Le code avec Tracie Bennett et John Partridge à Southwark Playhouse Elephant – Review

Situé dans les années 1950 Hollywood, le code est un triomphe éblouissant et troublant qui décolle la façade scintillante de Tinseltown pour révéler un noyau pourrie. Écrit par le brillant Michael McKeever et réalisé par le visionnaire Christopher Renshaw, le jeu de jeu le code Hays – autrement connu comme le soi-disant «code de décence» – qui exigeait que les amoureux de l'Amérique brillent à l'écran tout en cachant leur sexualité. Le résultat est une production qui se sent à la fois parfaite et actuelle.

Tracie Bennett, en tant que Tallulah Bankhead, prépare le terrain alors qu'elle piégeait, laissant derrière elle une trace de fumée de cigarette, de theatrics de Bette Davis et de doublures à bords de rasoir.

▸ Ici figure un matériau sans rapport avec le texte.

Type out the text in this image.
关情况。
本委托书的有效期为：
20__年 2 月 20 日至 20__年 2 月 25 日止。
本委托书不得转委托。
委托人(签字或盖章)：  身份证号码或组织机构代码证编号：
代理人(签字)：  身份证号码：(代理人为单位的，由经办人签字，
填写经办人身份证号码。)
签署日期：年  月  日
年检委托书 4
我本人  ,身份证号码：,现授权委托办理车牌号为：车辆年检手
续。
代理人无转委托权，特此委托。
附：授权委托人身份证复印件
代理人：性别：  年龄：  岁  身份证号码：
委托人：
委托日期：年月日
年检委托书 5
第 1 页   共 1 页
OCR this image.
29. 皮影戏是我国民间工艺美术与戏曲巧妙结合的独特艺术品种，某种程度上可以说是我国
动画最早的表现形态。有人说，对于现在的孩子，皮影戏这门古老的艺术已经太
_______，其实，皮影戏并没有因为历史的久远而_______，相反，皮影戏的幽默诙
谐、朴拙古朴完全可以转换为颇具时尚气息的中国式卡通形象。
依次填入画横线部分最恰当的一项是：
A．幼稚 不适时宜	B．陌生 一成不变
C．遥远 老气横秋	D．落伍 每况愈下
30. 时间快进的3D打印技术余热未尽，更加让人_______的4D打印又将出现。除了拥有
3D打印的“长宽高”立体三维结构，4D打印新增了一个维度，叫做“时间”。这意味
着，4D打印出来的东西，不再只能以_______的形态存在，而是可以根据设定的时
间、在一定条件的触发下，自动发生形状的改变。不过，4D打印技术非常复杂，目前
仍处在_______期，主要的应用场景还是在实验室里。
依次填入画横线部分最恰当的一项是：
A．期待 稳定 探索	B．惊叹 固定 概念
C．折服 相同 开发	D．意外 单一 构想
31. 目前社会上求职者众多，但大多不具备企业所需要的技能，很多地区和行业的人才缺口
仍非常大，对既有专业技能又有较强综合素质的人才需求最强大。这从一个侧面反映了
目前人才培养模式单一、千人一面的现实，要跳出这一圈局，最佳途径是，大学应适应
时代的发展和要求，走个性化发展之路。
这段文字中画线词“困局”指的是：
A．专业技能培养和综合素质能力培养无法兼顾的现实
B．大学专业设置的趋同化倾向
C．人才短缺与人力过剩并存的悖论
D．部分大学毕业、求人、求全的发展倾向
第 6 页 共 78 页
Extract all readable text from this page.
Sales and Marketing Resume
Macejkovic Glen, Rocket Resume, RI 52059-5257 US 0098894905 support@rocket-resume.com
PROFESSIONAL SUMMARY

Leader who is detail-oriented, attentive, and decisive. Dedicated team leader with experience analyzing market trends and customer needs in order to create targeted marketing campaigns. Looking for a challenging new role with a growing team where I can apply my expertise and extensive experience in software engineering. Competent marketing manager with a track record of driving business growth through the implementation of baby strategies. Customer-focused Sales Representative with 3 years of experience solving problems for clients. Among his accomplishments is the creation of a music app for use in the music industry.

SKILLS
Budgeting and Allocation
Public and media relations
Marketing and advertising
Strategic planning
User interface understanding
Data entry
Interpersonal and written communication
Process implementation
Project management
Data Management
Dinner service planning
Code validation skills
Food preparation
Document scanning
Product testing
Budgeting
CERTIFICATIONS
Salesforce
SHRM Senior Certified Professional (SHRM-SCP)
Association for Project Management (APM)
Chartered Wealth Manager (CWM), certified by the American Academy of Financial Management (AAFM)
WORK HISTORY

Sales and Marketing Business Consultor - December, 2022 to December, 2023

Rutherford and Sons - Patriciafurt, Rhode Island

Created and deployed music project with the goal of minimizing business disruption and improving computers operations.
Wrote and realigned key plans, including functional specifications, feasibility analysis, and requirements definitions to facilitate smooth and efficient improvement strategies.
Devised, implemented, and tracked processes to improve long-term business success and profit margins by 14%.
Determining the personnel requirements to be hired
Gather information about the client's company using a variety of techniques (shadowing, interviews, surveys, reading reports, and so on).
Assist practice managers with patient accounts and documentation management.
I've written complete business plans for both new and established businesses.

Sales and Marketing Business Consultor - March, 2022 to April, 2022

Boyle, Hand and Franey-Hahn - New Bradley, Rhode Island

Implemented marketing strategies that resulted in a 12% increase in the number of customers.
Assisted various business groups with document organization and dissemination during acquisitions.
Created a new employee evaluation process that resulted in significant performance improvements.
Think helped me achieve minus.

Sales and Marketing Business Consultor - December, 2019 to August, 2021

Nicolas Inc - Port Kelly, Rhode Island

Discutoir pour toujours avoir l'air de vaciller au bord d'une dépression nerveuse, elle est méchamment drôle, sans fin charismatique et capable de briser le cœur d'un public en une seule ligne. Son entrée définit le bar Sky High, et elle le maintient avec une performance qui prouve (si une preuve était nécessaire) qu'elle est l'une des plus belles actrices de théâtre qui travaillent aujourd'hui. Crédit aussi à son maquillage immaculé, ce qui la donne l'impression qu'elle venait juste de quitter le tournage de ce qui est arrivé à Baby Jane ?, Screot « Blanche! ». Mais tandis que Bennett éblouit, la soirée appartient à tous. Chaque acteur se lève pour la rencontrer, créant une véritable pièce d'ensemble où la brillance est également partagée sur la scène.

John Partridge est convaincant en tant que Billy Haines, un homme forcé de vivre dans les limites étouffantes du code hollywoodien. Sa performance capture à la fois l'esprit et la résilience d'une star qui refuse de se plier entièrement, mais reste un sous-produit d'un système pervers qui punit l'authenticité.

En revanche, Henry Willson de Nick Blakeley est tout aussi captivant, offrant une représentation magistrale d'un homme dont le charme de charme dans la cruauté. Sa performance est aussi brillante qu'horrible, exposant les vilains compromis demandés par les stars hollywoodiennes qui ont vécu et aimé en dehors du code. C'est un tour qui expose la nature prédatrice d'Hollywood lui-même: comme une pêche qui a l'air juteuse et parfaite, jusqu'à ce que vous le tourniez et que vous le trouviez ramper avec des asticots.

Salomon Davy en tant que Chad Manford est à regarder: frais, talentueux et apprenant clairement des meilleurs autour de lui, il passe de l'ingénu au cœur légère à quelque chose de bien plus complexe avec une facilité impressionnante.

Le casting du code

L'écriture de McKeever est vive et nette, le dialogue qui claque comme une impulsion battante. Il y a des moments de rire, mais ils sont venus bordés d'acide. Sous l'esprit se trouve la rage, à l'hypocrisie d'un système qui a détruit des vies pour préserver une illusion de décence.

L'équipe de conception encadre le drame avec élégance. L'ensemble et les costumes d'Ethan Cheek évoquent le glamour hollywoodien des années 1950 et le sheen élégant sans jamais se détacher en caricature. L'éclairage de Jack Weir sculpte la scène, passant des projecteurs éblouissants aux ombres rampantes, tandis que la conception sonore de Yvonne Gilbert approfondit l'atmosphère sans s'introduire. Ensemble, ils créent un monde qui se sent brillant à la surface et pourri en dessous, tout comme le jeu l'exige.

Le code est plus qu'une pièce d'époque élégante. C'est un rappel net, drôle et rampant que derrière chaque sourire hollywoodien parfait peut mentir une vérité silencieuse. Avec la performance puissante de Bennett en son cœur et un casting qui se marie pour la faire correspondre, ce n'est pas seulement l'une des meilleures pièces de l'année, c'est un théâtre essentiel et excitant.